He turns.
Slowly.
His gaze settles on me with the same measured distance as before, but there’s a flicker of something else there now—not concern, not uncertainty.
Interest.
“You’ve been busy,” he says, his eyes flicking briefly to Lyria before returning to me.
“I’ve been learning,” I reply.
A few of the nobles shift at that, subtle movements, quiet exchanges, the kind of ripple that moves through a room before anyone decides whether to acknowledge it openly.
“Have you,” my father says.
“I have,” I confirm, stopping a few paces from him, close enough that the space between us feels intentional instead of formal.
“And what have you learned?” he asks.
I hold his gaze.
“That control without challenge is just assumption,” I say.
The room tightens.
Not visibly.
But I feel it.
My father’s expression doesn’t change.
“Careful,” he says.
“I am,” I reply.
The silence stretches just long enough to force attention onto the moment instead of away from it.

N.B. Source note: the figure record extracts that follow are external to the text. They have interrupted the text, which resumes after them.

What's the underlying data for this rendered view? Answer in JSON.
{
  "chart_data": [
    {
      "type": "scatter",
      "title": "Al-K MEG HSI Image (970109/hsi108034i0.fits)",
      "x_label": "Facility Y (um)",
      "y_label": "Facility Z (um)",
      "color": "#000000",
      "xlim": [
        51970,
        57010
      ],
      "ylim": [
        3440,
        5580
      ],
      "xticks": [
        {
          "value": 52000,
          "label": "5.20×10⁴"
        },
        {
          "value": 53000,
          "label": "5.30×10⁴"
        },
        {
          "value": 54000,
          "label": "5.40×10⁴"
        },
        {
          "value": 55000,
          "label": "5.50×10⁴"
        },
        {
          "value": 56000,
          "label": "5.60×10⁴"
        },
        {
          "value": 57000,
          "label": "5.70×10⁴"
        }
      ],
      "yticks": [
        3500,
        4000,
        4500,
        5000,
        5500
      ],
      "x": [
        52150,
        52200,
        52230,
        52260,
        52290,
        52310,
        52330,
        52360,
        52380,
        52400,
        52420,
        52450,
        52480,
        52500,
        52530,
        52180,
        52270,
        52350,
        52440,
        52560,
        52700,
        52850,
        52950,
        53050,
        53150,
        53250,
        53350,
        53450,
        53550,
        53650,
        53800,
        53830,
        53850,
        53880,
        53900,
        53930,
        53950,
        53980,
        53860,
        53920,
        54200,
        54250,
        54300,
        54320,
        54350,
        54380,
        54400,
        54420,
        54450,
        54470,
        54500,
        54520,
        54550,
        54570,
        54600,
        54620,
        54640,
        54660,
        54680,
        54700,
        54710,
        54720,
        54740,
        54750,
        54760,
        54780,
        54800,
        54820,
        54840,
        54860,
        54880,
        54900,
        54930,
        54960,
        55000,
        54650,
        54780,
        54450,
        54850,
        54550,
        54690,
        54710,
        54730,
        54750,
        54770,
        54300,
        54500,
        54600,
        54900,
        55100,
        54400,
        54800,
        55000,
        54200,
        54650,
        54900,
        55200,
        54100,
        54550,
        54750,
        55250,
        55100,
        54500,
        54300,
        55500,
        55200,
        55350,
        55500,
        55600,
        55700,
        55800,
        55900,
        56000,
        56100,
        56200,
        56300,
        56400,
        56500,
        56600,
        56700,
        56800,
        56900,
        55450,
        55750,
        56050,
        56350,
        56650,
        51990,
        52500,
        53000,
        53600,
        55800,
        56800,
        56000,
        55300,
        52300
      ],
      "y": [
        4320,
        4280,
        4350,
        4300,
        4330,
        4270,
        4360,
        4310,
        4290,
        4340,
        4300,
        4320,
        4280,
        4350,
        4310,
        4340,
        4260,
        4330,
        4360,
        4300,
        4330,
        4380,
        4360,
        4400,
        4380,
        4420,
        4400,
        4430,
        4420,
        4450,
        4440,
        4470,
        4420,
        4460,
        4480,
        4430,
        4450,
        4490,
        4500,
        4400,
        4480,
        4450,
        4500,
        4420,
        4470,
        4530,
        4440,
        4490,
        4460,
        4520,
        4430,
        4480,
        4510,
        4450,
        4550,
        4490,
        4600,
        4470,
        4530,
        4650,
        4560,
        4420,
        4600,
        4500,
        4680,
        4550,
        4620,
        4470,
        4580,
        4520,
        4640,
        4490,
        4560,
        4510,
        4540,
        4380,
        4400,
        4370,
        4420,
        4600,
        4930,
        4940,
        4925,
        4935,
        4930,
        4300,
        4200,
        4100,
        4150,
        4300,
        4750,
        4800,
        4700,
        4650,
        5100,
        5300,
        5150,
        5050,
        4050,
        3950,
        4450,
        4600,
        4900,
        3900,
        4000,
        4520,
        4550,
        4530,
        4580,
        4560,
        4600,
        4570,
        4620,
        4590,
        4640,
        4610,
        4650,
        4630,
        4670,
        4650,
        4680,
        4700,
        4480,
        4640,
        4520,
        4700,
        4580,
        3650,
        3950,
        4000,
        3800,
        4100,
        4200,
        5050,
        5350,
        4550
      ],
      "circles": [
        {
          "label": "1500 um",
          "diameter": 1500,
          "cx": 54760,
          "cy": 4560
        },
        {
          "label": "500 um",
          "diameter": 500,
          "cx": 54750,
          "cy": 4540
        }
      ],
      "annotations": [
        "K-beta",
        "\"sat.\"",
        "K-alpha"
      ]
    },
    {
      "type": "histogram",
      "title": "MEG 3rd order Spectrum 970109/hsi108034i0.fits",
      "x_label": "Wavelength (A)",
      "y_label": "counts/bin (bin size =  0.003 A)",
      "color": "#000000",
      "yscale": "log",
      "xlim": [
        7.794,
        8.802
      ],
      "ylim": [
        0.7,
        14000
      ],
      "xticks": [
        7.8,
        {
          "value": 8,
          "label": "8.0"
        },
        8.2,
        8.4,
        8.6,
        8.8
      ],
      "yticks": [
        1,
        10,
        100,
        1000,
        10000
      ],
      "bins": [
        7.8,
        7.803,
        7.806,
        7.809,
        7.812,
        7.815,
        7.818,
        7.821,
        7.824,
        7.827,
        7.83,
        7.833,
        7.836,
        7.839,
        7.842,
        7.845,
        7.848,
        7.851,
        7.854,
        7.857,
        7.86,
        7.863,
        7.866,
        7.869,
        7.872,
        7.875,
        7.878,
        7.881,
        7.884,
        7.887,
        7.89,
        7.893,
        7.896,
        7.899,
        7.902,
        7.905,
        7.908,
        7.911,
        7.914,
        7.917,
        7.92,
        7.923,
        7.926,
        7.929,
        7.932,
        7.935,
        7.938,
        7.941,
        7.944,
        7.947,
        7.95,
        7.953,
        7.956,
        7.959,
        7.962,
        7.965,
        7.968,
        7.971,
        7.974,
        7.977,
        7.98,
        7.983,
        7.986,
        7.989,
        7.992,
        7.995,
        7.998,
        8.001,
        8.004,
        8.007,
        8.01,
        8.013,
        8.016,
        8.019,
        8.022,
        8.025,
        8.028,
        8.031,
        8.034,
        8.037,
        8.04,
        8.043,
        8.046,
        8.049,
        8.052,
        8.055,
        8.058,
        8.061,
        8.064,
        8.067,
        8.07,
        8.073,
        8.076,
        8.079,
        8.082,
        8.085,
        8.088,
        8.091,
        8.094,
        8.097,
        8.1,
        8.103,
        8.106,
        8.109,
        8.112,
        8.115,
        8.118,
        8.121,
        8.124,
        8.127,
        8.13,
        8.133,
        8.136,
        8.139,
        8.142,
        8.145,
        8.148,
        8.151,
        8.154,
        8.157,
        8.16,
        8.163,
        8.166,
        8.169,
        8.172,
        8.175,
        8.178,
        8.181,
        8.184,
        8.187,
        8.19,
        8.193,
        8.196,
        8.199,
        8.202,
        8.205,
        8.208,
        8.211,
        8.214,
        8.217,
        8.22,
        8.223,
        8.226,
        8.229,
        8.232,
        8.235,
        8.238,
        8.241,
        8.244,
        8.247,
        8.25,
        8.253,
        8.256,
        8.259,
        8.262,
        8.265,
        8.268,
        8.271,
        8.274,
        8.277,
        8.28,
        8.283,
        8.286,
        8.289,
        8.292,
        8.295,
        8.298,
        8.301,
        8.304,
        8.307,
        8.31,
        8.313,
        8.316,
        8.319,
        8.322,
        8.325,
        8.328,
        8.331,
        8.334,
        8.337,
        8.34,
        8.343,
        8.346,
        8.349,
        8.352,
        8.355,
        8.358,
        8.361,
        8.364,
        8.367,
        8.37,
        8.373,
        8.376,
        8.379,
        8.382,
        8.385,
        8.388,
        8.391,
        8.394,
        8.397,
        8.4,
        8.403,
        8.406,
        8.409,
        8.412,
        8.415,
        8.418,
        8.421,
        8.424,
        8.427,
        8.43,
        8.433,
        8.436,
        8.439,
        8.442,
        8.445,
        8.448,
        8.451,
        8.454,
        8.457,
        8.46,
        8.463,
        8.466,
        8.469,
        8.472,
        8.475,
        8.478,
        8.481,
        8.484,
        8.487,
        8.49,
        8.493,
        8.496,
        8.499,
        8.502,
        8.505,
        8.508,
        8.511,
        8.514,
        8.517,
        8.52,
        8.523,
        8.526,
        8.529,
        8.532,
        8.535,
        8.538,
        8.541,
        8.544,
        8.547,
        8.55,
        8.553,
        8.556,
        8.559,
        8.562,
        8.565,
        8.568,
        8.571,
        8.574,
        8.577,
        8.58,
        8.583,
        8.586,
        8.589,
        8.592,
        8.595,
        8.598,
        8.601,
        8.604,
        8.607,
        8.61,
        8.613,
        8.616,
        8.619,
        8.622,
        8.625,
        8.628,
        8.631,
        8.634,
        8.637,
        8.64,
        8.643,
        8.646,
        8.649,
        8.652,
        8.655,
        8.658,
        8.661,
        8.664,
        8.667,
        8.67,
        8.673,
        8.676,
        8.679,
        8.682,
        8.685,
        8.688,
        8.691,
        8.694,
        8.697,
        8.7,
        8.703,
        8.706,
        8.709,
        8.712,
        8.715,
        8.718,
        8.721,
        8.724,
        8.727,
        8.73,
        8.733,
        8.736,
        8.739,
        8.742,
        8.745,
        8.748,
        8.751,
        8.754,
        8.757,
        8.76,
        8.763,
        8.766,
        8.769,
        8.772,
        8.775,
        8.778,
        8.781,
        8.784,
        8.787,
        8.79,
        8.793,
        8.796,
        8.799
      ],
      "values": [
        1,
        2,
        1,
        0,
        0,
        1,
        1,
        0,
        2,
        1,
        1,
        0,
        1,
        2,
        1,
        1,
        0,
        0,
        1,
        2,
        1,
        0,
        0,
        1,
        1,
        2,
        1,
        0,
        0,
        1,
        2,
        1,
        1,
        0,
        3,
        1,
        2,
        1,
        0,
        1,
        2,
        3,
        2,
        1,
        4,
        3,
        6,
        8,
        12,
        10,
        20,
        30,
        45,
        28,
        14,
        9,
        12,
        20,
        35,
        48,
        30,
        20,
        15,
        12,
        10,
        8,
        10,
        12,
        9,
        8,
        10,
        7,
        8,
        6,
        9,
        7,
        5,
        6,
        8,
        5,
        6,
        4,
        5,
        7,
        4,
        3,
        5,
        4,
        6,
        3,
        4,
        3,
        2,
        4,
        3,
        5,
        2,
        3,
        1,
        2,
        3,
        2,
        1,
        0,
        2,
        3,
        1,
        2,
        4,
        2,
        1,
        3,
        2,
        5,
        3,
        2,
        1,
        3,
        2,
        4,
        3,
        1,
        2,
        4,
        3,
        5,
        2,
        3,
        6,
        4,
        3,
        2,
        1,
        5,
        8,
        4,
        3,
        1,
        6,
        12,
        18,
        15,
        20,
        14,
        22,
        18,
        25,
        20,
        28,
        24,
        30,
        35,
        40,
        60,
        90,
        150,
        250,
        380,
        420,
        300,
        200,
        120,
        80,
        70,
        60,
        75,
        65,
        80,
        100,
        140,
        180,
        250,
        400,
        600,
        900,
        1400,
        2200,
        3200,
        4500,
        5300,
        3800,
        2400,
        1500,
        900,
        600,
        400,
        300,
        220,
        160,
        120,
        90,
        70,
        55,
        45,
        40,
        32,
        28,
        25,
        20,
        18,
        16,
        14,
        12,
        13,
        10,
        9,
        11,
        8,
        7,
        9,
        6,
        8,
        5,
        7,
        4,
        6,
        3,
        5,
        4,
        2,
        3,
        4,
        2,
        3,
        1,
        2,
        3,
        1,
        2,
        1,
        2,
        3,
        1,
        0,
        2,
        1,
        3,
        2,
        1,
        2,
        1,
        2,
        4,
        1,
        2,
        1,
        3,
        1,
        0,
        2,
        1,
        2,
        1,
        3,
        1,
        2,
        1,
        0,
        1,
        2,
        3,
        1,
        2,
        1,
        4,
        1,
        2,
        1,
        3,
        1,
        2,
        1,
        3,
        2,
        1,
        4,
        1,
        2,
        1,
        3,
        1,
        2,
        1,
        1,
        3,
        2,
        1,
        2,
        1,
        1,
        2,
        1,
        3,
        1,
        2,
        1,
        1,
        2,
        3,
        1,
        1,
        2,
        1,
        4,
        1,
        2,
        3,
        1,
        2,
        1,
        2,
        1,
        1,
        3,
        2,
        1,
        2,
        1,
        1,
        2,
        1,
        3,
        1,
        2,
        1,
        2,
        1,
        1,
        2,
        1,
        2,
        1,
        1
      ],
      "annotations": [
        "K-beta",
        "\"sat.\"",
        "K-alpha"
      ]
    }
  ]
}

Then I take one more step forward.
“I challenge you,” I say.
The words land clean.
No hesitation.
No room to reinterpret.
Not as a son.
Not as anything except what they are.
A ripple moves through the chamber, sharper this time, voices rising just slightly before being forced back down.
My father watches me.
Really watches me now.
“This is not a discussion you win,” he says.